People living in the delta region along the Prek Tnaot River in Kampong Speu province should be on the lookout for flash floods as water levels in some large reservoirs have risen above caution levels and water resources officials have opened some sluice gates to gradually release water in order to prevent the dams from being overtopped or breached.
Nhanh Cheab Hung, director of the provincial Department of Water Resources and Meteorology, told The Post on May 2 that due to the continuous heavy-to-moderate rains in recent days, the water levels in some large reservoirs – such as Ralaing Chey in Samrong Tong district’s Kaheng commune, Khpob Krous in Baset district’s Preah Khe commune, and Chan Thnal in Odong district’s Kraing Chek commune – have risen past the point where opening the sluice gates is required to try to control the flow of water and guard against greater disasters.
“Currently, rain continues to fall in parts of Phnom Sruoch, Baset, Oral and Chbar Mon districts. Most of the rice fields are completely saturated with water already and it now flows into the Prek Tnaot River, which is raising the river’s water levels so high at the reservoir that it is overtopping the dam, which requires us to open the floodgates at the top to let water flow down to the bottom,” he said.
According to Cheab Hung, the Prek Ralaing Chrey dam is 12m long and has five gates which are now opened to a height of 0.5m to allow the water to flow slowly outwards to prevent flooding in parts of the Prek Tnaot River delta in the upper part of Kampong Speu province.

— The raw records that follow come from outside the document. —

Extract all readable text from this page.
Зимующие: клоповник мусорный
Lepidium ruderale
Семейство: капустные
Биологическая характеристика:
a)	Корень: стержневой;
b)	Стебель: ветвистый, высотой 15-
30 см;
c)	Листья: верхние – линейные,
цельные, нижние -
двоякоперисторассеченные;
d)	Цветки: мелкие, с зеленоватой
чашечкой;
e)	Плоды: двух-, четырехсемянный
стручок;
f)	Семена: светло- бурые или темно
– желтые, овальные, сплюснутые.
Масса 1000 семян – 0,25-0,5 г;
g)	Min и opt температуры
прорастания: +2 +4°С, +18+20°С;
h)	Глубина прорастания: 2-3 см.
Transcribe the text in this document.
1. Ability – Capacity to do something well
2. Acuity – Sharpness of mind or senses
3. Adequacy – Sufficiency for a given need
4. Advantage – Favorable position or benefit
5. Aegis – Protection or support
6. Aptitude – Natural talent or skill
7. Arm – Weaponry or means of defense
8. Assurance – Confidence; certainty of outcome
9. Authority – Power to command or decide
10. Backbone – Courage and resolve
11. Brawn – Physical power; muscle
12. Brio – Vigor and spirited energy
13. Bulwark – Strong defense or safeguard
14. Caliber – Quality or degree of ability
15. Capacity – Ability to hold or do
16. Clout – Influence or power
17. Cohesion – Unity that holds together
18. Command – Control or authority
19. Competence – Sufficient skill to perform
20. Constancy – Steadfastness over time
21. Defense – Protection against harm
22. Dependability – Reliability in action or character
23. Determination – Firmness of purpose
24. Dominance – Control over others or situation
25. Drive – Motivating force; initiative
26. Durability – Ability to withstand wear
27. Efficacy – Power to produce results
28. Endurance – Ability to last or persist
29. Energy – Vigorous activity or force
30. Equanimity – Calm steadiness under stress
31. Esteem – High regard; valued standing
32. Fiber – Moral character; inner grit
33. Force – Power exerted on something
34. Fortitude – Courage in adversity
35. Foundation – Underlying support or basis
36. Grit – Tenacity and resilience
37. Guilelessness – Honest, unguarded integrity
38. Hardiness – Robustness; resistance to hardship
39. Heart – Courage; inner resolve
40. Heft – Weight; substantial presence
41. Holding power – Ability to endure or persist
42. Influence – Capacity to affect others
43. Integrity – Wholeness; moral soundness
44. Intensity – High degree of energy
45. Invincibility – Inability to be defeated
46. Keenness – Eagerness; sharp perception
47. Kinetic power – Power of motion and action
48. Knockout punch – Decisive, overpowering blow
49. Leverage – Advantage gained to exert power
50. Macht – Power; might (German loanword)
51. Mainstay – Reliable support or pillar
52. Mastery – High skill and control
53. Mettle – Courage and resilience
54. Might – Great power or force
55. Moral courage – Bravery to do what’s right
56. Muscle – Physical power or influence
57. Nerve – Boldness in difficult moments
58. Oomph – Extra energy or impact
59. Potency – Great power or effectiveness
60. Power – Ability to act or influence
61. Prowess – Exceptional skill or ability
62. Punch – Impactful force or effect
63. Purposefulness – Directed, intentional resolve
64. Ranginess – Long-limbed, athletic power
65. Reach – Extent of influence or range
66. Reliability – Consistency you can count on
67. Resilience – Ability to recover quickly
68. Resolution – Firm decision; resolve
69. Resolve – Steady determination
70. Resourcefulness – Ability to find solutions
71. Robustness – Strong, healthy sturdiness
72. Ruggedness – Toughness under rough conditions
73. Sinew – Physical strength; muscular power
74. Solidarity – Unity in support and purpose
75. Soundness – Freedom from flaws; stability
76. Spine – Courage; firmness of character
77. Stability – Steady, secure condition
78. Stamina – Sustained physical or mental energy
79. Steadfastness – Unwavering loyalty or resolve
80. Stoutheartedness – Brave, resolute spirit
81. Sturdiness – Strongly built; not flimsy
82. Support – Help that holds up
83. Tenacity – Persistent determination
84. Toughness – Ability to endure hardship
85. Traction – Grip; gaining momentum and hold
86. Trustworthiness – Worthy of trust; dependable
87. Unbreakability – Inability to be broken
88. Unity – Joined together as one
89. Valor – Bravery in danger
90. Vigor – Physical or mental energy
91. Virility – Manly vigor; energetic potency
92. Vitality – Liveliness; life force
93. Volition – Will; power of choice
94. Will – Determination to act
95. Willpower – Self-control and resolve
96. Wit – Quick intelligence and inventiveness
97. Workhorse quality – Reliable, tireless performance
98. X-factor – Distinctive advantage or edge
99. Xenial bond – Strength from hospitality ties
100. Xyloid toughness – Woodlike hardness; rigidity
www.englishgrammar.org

Some reservoir dams in Baset district are also expected to have their waters rise above the caution level and flow over the back of the spillway into the Slako River along National Road 3.
Samrong Tong district governor Sim Rattanak told The Post that the water situation in the delta of the Prek Tnaot River in his district has not caused any major concerns due to the presence of wide canals there, which can help to release a large part of the water from Prek Tnaot River while the drainage from the large reservoirs at the top of the dams remains limited.
“This year, it has been raining heavily since the beginning of the season and the fields have been flooded, but there is still no cause for concern. However, our authorities need to monitor the water situation and educate people to be more vigilant about possible floods,” he said.
On the afternoon of May 2, the waters of the Prek Tnaot River overtopped the Prampi Makara dam on the outskirts of the capital and flowed down the spillways into the Prek Tnaot delta downriver from the dam, according to Phnom Penh municipal water resources department director Mao Bunthoeun.
“The water level in the Prek Tnaot River in Phnom Penh is constantly increasing, which requires people in the delta along the river to be very careful because the rain continues to fall,” he said.
According to Bunthoeun, the Prek Tnaot River delta dams – both the large and the small levees –have a total length of 8.6km and have already been upgraded, while the 2,815m-long canal that is 20m to 30m wide and flows from drainage Pumping Station Five to Boeung Tumpun’s pumping station has been rehabilitated in order to relieve the flooding of people’s houses in that area during the rainy season.
Bunthoeun stated that the canal can play an important role in relieving flooding in parts of Dangkor, Por Sen Chey and Meanchey districts of Phnom Penh by draining water from these areas into the Tonle Bassac River through the main canals of Boeung Choeung Ek, Chrov River and Prek Tnaot River.
According to the water level forecast for Prek Tnaot River by the Ministry of Water Resources and Meteorology on May 1, at Peam Khlai station the water level is 3.36m – an 0.80m increase compared to April 30.
At Ralaing Chrey dam, the water level in front of the door is 7.32m, which overtops the height of the closed door by 0.32m already.
At Prampi Makara Dam, the water level in front of the gate is 4.96m, which sends 0.16m onto the spillway. The water level behind the gate is 1.60m – an increase of 0.40m from April 30. The height difference between the front and back of the gate is 6.36m.
In Preah Vihear province’s Chheb district, local authorities reported that floodwaters inundated many houses – sometimes knee-deep, sometimes ankle-deep, but it did not cause any appreciable damage to crops or property. No lives were lost.
Chheb district police chief Srey Voleak told The Post on May 2 that heavy rain caused the flooding of more than 20 houses in Chbeb Keut village, but the water levels had receded gradually once the rain stopped.
“At this time, the weather is still gloomy and there is still light rain. However, our authorities have already prepared emergency personnel and materials in order to quickly rescue any villagers in danger and bring them to safety if the heavier rain resumes and we get more severe flooding,” he said.